Query workers run Product Advertising API queries. To avoid multiple jobs using the same API credentials simultaneously, each worker process has its own set of credentials, and that worker executes one job at a time. (This doesn't slow down the process, since the per-credential rate limit is a far more onerous bottleneck.) One must therefore create one worker per Amazon Seller account to maximize performance, e.g.:
$ ./run_query_worker.sh 0
$ ./run_query_worker.sh 1
$ ./run_query_worker.sh 2
where 0
, 1
, and 2
are the indices of the AWS_*
credentials blocks in setup_env.sh
.
Multiple workers must not share an index. An arbitrary number of workers are supported; the only
limit is the number of Seller accounts you have.

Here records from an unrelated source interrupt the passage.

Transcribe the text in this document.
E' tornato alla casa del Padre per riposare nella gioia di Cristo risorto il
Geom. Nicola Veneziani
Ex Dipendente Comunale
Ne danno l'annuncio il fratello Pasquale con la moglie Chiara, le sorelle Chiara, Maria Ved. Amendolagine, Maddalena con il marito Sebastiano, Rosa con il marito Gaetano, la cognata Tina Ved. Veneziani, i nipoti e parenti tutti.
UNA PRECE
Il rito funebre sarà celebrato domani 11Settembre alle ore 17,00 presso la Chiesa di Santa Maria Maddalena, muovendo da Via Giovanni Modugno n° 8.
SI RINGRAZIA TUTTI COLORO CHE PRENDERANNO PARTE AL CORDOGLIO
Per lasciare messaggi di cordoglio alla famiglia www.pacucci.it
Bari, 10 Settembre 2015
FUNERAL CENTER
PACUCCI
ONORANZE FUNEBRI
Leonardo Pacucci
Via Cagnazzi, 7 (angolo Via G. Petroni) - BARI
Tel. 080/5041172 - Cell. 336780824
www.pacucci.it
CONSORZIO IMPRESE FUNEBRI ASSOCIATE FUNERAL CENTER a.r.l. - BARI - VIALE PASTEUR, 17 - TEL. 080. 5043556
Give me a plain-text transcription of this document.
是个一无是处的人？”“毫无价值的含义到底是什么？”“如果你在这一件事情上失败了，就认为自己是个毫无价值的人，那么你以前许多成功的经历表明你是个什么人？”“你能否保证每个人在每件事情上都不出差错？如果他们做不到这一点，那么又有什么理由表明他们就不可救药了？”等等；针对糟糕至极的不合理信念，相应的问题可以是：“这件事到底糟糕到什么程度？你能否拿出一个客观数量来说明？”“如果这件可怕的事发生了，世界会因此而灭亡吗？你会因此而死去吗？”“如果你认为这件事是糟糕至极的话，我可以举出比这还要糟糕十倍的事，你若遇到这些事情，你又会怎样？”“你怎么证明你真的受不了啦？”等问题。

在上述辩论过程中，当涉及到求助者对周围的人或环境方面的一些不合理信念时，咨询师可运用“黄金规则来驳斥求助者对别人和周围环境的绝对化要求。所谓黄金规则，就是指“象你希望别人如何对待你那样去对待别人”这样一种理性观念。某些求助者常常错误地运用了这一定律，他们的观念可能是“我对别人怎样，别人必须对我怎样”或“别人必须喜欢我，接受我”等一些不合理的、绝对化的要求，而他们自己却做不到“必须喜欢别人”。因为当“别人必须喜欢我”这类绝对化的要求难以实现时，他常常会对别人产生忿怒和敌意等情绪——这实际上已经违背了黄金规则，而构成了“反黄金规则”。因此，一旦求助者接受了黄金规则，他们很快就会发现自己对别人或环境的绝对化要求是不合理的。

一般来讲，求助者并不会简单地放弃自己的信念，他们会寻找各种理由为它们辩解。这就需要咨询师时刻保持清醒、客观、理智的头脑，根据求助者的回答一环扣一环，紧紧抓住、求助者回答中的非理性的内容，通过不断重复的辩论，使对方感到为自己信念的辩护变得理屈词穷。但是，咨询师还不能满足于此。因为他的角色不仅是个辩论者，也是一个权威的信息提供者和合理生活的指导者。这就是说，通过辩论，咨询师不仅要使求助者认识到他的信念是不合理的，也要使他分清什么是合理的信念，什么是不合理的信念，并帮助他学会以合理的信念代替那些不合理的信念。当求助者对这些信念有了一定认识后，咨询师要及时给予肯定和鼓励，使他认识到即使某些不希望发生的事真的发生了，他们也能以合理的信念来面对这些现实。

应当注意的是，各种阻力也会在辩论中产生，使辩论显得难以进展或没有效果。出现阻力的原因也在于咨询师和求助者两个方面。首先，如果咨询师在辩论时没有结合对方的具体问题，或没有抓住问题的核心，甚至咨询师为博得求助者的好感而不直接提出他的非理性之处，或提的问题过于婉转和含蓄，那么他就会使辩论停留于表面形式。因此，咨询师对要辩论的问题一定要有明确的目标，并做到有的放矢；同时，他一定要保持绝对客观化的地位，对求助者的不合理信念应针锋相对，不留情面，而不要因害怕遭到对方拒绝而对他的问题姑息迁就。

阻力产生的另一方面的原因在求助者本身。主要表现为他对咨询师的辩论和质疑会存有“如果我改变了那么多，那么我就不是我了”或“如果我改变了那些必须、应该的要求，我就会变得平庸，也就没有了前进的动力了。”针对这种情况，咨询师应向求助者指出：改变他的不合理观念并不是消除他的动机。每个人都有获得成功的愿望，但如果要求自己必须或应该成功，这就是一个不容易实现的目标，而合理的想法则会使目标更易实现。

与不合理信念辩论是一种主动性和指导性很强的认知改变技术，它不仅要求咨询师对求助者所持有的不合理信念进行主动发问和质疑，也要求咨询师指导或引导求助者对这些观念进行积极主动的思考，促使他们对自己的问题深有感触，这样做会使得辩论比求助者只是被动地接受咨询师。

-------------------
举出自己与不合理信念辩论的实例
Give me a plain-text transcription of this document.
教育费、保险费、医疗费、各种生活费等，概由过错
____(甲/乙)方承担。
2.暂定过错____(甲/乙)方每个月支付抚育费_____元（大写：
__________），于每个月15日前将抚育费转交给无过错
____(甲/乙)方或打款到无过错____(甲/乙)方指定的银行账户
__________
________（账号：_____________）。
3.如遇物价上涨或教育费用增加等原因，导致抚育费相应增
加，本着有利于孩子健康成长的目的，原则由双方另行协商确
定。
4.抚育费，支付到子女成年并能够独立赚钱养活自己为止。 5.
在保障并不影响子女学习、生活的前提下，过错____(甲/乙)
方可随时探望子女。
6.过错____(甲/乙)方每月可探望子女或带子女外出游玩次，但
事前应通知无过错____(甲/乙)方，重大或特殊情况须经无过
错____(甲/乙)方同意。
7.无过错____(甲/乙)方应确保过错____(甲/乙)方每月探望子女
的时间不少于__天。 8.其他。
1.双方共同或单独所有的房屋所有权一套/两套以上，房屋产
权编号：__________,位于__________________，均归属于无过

The crawler worker schedules browse nodes to be queried, reschedules query jobs that have died, and periodically calculates the levels of browse nodes. Only one crawler worker is necessary. I haven't tested with multiple crawler workers. It can be started with:
$ ./run_crawler_worker.sh
Datafeedr workers, true to name, query Datafeedr for competing offers by UPC or EIN. Any number can be run simultaneously by executing:
$ ./run_datafeedr_worker.sh
Datafeedr webpage workers scrape the contents of offer pages and save them to disk. This allows one to verify whether an offer has changed since it was returned by Datafeedr, which makes it easier to verify whether Datafeedr scrapes a particular merchant's offers correctly. Any number can be run simultaneously by executing:
$ ./run_datafeedr_webpage_worker.sh
The celerybeat process schedules periodic tasks. For convenience, it can be invoked via:
$ ./beat.sh
The crawler needs at least one browse node to start crawling. If you have a known browse node ID, you can supply it with:
$ python -m scripts.search_browse_nodes SEARCH_INDEX BROWSE_NODE_ID...
Where SEARCH_INDEX
is e.g. "Electronics". See
here for a list of
possible search indices.
Otherwise, you can perform a keyword product search. The resulting products will be mined for browse nodes:
$ python -m scripts.search_keywords SEARCH_INDEX "SEARCH_STRING"
After sufficient data has been collected, run:
$ python -m scripts.print_differences > output.txt
Options for the output can be tweaked in pricehunter.amazon.compute.compute_ranked_items
. If you
get no output, try making adjustments there.